Oral Cancer is one of the ten most common human malignancies in the world. Our growing research programme in Oral Cancer draws upon interdisciplinary research in molecular biology, biomedical imaging and computational modelling and aims to identify mechanisms underlying oral carcinogenesis and develop novel evidence-based diagnostic tools, biomarkers and therapeutic targets for oral cancer.
Our research group
- We investigate quantitative features oral epithelium architecture in normal, ageing and pathological tissue, structural complexity and hierarchical spatial epithelial organisation.
- We develop digital microscopy tools for analysis and visualisation of biological data, and we work towards intelligent microscopy by developing histologically relevant models of biological imagery based on the mereotopological relations of nuclei, cells and tissues. This enables us to use machine reasoning techniques to gain insights on scene contents quantification and validation of segmentation results.
- We research into the processes involved in cancer cell migration and invasiveness using 3D-organotypic co-culture models and oral carcinoma cell lines. Our work aims to elucidate the cellular and molecular processes involved including the role of genetic and epigenetic factors, signalling factors and cell-cell signalling as well as the role of stromal cells on cancer migration and invasion. We also develop imaging techniques to assess the invasion boundaries of malignant and premalignant lesions as measures of tissue infiltration to contribute to novel models and strategies that facilitate diagnosing, targeting and modifying oral cancer behaviour.

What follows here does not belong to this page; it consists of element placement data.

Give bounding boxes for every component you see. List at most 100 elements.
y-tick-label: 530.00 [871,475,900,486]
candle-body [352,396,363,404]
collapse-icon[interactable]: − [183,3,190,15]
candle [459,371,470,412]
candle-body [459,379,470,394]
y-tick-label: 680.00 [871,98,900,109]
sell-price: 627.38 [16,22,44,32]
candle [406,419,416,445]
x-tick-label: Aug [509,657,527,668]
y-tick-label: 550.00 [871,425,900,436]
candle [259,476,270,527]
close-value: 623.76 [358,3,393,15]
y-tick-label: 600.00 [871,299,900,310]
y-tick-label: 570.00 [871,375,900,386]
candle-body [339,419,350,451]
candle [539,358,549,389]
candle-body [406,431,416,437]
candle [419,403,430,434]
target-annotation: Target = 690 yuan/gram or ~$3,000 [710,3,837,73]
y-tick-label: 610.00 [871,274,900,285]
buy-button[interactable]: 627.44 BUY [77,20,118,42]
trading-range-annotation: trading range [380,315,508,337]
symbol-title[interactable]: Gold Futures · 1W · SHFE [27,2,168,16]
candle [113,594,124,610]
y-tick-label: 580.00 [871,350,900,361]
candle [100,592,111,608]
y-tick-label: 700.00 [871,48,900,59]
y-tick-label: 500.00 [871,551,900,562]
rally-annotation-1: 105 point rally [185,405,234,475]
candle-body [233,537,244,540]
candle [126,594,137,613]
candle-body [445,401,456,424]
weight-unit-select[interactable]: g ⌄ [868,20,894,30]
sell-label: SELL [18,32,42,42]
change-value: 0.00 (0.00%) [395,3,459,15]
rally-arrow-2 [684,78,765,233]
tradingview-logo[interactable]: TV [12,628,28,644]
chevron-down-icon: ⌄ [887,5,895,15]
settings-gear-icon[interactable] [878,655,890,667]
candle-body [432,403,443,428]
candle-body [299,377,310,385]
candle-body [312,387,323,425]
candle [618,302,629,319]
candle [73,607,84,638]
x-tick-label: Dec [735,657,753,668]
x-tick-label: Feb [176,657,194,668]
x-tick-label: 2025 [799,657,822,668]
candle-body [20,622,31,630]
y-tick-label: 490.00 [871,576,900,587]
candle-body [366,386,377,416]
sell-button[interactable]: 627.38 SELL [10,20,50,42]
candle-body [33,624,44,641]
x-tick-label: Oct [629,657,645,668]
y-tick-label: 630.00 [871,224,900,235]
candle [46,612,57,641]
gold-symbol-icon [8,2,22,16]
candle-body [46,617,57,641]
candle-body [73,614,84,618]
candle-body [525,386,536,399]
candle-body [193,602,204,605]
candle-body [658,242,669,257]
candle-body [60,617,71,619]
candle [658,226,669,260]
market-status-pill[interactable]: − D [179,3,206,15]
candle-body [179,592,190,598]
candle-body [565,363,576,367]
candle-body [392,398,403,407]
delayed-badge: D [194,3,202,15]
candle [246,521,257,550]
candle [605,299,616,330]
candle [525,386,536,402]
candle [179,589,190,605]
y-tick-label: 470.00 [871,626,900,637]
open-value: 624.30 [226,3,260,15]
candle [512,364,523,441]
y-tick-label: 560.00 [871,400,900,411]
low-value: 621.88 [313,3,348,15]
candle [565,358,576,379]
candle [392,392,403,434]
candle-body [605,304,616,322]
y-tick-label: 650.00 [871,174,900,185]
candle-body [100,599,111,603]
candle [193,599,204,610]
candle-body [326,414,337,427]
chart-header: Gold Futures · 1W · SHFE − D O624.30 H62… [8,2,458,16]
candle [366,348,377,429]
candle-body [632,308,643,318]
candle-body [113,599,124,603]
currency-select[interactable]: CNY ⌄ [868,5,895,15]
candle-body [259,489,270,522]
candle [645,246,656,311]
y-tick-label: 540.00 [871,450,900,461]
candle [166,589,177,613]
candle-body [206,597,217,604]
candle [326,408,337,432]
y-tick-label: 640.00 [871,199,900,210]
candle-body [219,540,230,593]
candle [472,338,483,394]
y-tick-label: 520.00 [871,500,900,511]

- We aim to understand the epigenetic mechanisms by which chromatin organization and DNA methylation regulate gene expression in healthy oral epithelia. We aim to unravel how methylation and hydroxymethylation change in oral tumour cells and whether they can be reversed by treatments using agents such as DNA methylation inhibitors and retinoic acid.
- We investigate the early events in oral carcinogenesis and how epigenetic landscapes are affected by human papilloma virus and chronic inflammation. To move towards translational applications, we incorporate 3D culture models of oral epithelium and validate our results on carcinoma samples using genome-wide, next generation sequencing methods.